Im Rahmen des Wettbewerbs "Hommingberger Gepardenforelle" wundern sich etliche Menschen darüber, dass viele Seiten mit einem geringen (oder sogar gar keinem) Pagerank bei Google deutlich über solchen mit einem höheren Pagerank stehen.

In seinem Artikel "virtuelle Schwärme" in der ct' vom 02.05.2005 schreibt Jo Bager, die Branche der Suchmaschinen-Optimierer ginge "daher davon aus, dass die per Google-Leiste ausgegebenen Page-Rank-Werte veraltet sind". Da hat er Recht. Das ist nicht neu.

Der Diplom-Psychologe Alexander Schestag aus Heidelberg hat sich mit diesem Problem genauer beschäftigt. Auf seinen Seiten online-praesenz-beratung.de weist er nach, dass der Pagerank durchaus noch eine Rolle spielt. Auch er hat Recht. Auch das ist nichts Neues.

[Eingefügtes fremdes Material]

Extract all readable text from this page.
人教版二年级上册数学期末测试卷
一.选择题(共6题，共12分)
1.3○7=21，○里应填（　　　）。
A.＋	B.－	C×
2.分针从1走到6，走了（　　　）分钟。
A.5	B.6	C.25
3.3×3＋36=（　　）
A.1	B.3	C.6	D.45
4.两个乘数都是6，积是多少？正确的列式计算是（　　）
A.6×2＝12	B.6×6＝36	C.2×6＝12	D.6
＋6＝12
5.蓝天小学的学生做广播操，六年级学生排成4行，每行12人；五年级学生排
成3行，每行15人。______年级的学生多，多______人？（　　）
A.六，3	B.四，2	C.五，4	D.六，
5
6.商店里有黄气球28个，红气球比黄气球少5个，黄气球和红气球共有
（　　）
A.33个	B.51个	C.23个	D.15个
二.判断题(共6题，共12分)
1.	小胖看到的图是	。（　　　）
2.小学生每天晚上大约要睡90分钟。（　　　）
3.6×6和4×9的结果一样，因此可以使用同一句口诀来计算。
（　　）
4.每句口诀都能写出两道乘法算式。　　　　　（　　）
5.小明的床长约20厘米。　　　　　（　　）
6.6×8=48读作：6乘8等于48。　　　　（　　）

Der Widerspruch ist leicht aufzulösen: Jo Berger sagt lediglich, dass die aktuell ausgegebenen Werte für den Pagerank veraltet seien. Es ist seit langem bekannt, dass diese Werte deutlich seltener aktualisiert werden als der Google-Index insgesamt. Dass also viele Seiten auf den Spitzenpostionen bei der Suchfloskel "Hommingberger Gepardenforelle" am 05.05.2005 immer noch einen Pagerank von Null aufweisen, ist kein Wunder. Sie sind schlicht noch viel zu neu. Deshalb hat der Pagerank zur Zeit (Mai 2005) einen sehr geringen Einfluss auf das Ranking bei Google. Wenn irgendwann die nächste Aktualisierung des Pagerank stattfindet, wird die Liste sehr anders aussehen.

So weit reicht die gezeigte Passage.